JD - Engineer Sr Lead, Site Reliability
Mandatory Skills:
- Experience in Resiliency Testing / Chaos Engineering
- Strong knowledge of Service Health Monitoring using SLI/SLO frameworks
- Solid understanding of Core SRE concepts
- Hands-on experience in Performance Engineering / Performance Testing
- Design and maintain monitoring solutions for infrastructure, application performance, and user experience.
- Implement automation tools to streamline tasks, scale infrastructure, and ensure seamless deployments.
- Ensure application reliability, availability, and performance, minimizing downtime and optimizing response times.
- Lead incident response, including identification, triage, resolution, and post-incident analysis.
- Conduct capacity planning, performance tuning, and resource optimization.
- Collaborate with security teams to implement best practices and ensure compliance.
- Manage deployment pipelines and configuration management for consistent and reliable app deployments.
- Develop and test disaster recovery plans and backup strategies.
- Collaborate with development, QA, DevOps, and product teams to align on reliability goals and incident response processes.
- Participate in on-call rotations and provide 24/7 support for critical incidents.
What you bring:
- Proficiency in development technologies, architectures, and platforms (web, API).
- Experience with cloud platforms (AWS, Azure, Google Cloud) and IaC tools.
- Hands-on experience with Docker, Kubernetes.

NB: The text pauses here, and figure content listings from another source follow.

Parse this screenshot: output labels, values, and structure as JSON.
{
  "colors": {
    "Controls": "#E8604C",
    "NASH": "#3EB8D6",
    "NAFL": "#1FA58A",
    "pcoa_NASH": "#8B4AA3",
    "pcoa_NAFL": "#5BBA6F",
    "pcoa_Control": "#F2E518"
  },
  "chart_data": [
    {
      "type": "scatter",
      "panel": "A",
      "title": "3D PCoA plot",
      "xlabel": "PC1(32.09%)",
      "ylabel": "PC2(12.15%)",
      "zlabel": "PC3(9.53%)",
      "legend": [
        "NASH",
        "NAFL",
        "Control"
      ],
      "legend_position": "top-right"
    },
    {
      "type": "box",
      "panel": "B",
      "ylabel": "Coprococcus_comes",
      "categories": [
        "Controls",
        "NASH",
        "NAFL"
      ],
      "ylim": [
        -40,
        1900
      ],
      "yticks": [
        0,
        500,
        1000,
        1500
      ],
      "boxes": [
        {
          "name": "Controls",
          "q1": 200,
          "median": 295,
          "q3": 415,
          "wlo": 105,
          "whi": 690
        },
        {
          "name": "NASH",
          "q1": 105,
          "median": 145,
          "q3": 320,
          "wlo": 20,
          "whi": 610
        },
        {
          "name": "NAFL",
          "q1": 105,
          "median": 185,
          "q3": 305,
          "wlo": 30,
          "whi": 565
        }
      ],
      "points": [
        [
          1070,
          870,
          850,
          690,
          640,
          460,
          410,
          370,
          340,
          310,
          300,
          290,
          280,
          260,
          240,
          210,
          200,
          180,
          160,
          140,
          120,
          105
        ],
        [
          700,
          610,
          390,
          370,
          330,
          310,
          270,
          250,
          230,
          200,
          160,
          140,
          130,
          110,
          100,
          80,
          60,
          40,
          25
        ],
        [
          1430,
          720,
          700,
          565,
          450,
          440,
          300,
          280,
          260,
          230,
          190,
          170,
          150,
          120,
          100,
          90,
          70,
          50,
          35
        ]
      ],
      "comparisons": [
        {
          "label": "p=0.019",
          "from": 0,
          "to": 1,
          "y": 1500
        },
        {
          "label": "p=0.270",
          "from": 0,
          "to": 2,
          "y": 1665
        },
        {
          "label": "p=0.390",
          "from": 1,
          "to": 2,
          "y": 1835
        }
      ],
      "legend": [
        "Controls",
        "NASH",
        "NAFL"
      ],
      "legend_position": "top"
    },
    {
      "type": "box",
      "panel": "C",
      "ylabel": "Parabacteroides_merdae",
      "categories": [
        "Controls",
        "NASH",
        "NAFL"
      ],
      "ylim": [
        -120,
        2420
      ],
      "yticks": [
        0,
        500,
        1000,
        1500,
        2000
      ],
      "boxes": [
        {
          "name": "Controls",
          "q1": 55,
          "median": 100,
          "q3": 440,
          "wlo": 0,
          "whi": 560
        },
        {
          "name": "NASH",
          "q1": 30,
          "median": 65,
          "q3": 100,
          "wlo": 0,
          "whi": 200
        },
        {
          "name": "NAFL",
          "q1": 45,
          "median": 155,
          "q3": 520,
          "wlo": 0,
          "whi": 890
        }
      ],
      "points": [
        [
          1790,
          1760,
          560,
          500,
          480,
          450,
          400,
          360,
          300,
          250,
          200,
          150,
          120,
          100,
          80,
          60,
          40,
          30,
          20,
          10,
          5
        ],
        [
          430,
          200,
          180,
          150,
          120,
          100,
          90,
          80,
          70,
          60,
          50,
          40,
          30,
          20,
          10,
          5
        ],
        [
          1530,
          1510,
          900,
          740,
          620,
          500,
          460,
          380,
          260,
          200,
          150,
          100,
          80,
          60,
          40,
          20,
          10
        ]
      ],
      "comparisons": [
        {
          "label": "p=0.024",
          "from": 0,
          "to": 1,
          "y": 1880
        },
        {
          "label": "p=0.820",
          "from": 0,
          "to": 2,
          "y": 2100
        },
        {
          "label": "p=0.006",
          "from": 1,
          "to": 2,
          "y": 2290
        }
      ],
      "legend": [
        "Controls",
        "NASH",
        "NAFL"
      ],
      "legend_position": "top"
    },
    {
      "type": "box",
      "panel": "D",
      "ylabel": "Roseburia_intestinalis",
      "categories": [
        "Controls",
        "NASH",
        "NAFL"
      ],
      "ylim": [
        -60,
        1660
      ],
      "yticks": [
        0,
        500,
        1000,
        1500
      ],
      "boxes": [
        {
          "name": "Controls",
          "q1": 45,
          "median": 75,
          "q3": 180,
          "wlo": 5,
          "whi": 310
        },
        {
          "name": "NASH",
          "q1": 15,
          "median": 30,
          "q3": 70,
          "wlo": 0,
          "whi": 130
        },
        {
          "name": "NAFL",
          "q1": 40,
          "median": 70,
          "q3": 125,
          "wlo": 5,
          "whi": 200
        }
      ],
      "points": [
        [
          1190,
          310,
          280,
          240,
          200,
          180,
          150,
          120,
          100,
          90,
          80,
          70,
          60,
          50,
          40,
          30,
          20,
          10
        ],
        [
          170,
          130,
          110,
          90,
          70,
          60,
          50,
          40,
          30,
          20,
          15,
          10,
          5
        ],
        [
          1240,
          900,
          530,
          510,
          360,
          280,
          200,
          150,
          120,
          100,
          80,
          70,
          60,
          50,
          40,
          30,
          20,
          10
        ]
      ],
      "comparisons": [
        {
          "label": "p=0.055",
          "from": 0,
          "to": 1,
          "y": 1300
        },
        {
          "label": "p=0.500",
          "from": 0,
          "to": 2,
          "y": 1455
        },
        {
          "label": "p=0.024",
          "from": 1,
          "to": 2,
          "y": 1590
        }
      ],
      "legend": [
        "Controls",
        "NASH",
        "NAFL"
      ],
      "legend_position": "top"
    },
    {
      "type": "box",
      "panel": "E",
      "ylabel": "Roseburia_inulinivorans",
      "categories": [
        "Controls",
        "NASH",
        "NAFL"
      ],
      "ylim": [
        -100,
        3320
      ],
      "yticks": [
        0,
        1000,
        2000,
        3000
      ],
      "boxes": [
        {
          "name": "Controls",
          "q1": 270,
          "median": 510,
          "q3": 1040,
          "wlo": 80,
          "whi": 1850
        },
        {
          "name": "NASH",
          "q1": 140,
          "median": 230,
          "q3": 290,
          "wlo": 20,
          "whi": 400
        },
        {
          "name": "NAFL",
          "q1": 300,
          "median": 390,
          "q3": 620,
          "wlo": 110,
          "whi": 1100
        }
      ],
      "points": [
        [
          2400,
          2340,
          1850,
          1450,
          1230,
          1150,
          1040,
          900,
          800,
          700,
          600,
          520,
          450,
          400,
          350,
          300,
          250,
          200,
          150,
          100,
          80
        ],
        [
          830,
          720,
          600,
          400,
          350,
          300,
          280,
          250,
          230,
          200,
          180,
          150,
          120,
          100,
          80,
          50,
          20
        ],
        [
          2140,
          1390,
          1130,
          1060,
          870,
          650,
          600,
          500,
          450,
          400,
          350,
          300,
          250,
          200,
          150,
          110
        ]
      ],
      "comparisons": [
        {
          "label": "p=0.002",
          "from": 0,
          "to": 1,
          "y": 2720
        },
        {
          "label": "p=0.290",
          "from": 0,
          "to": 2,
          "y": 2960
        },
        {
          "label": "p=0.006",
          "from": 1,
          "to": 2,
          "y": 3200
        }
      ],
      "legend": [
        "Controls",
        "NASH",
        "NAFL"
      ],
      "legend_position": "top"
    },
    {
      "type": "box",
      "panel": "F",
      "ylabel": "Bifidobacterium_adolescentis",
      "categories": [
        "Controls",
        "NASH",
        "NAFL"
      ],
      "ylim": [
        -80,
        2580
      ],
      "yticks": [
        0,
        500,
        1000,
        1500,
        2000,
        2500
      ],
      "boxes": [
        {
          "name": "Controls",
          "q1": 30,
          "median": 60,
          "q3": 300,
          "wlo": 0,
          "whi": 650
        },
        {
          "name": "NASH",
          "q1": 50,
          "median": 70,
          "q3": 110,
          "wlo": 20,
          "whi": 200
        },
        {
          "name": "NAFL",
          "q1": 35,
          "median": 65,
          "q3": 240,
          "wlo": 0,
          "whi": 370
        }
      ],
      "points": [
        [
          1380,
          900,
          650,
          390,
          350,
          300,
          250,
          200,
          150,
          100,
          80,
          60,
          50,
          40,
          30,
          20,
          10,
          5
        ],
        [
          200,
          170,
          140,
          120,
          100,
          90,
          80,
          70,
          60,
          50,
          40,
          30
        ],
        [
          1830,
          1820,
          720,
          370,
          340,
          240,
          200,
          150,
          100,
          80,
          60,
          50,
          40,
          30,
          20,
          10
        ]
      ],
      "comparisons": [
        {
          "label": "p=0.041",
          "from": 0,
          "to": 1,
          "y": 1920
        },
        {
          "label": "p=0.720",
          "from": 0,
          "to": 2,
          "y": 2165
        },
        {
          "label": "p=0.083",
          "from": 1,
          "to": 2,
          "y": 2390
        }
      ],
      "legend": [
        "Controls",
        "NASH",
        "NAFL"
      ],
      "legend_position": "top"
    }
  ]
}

- Knowledge of monitoring tools (Prometheus, Grafana, DataDog) and logging frameworks (Splunk, ELK Stack).
- Experience in incident management and post-mortem reviews.

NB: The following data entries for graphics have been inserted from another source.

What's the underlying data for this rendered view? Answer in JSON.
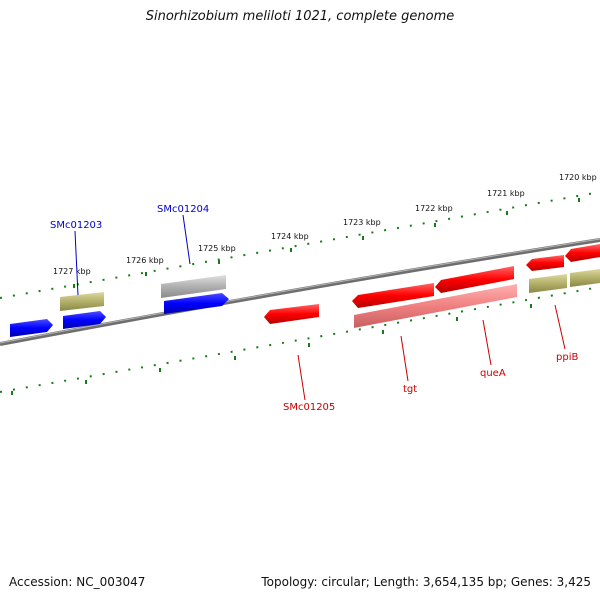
{
  "title": "Sinorhizobium meliloti 1021, complete genome",
  "footer": {
    "accession": "Accession: NC_003047",
    "topology": "Topology: circular; Length: 3,654,135 bp; Genes: 3,425"
  },
  "ruler": {
    "tick_labels": [
      "1720 kbp",
      "1721 kbp",
      "1722 kbp",
      "1723 kbp",
      "1724 kbp",
      "1725 kbp",
      "1726 kbp",
      "1727 kbp"
    ]
  },
  "genes": {
    "labels": [
      {
        "key": "smc01203",
        "text": "SMc01203",
        "color": "#0000cc"
      },
      {
        "key": "smc01204",
        "text": "SMc01204",
        "color": "#0000cc"
      },
      {
        "key": "smc01205",
        "text": "SMc01205",
        "color": "#cc0000"
      },
      {
        "key": "tgt",
        "text": "tgt",
        "color": "#cc0000"
      },
      {
        "key": "quea",
        "text": "queA",
        "color": "#cc0000"
      },
      {
        "key": "ppib",
        "text": "ppiB",
        "color": "#cc0000"
      }
    ]
  },
  "colors": {
    "forward_gene": "#0000ff",
    "reverse_gene": "#ff0000",
    "reverse_cds": "#f08080",
    "cds_olive": "#b3b06a",
    "cds_grey": "#b0b0b0",
    "backbone": "#808080",
    "tick": "#1a7a1a"
  }
}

- Strong troubleshooting skills for complex technical issues.
- Proficiency in scripting languages (Python, Bash) and automation tools (Terraform, Ansible).
- Experience with CI/CD pipelines (Jenkins, GitLab CI/CD, Azure DevOps).
- Ownership approach to engineering and product outcomes.
- Excellent interpersonal communication, negotiation, and influencing skills.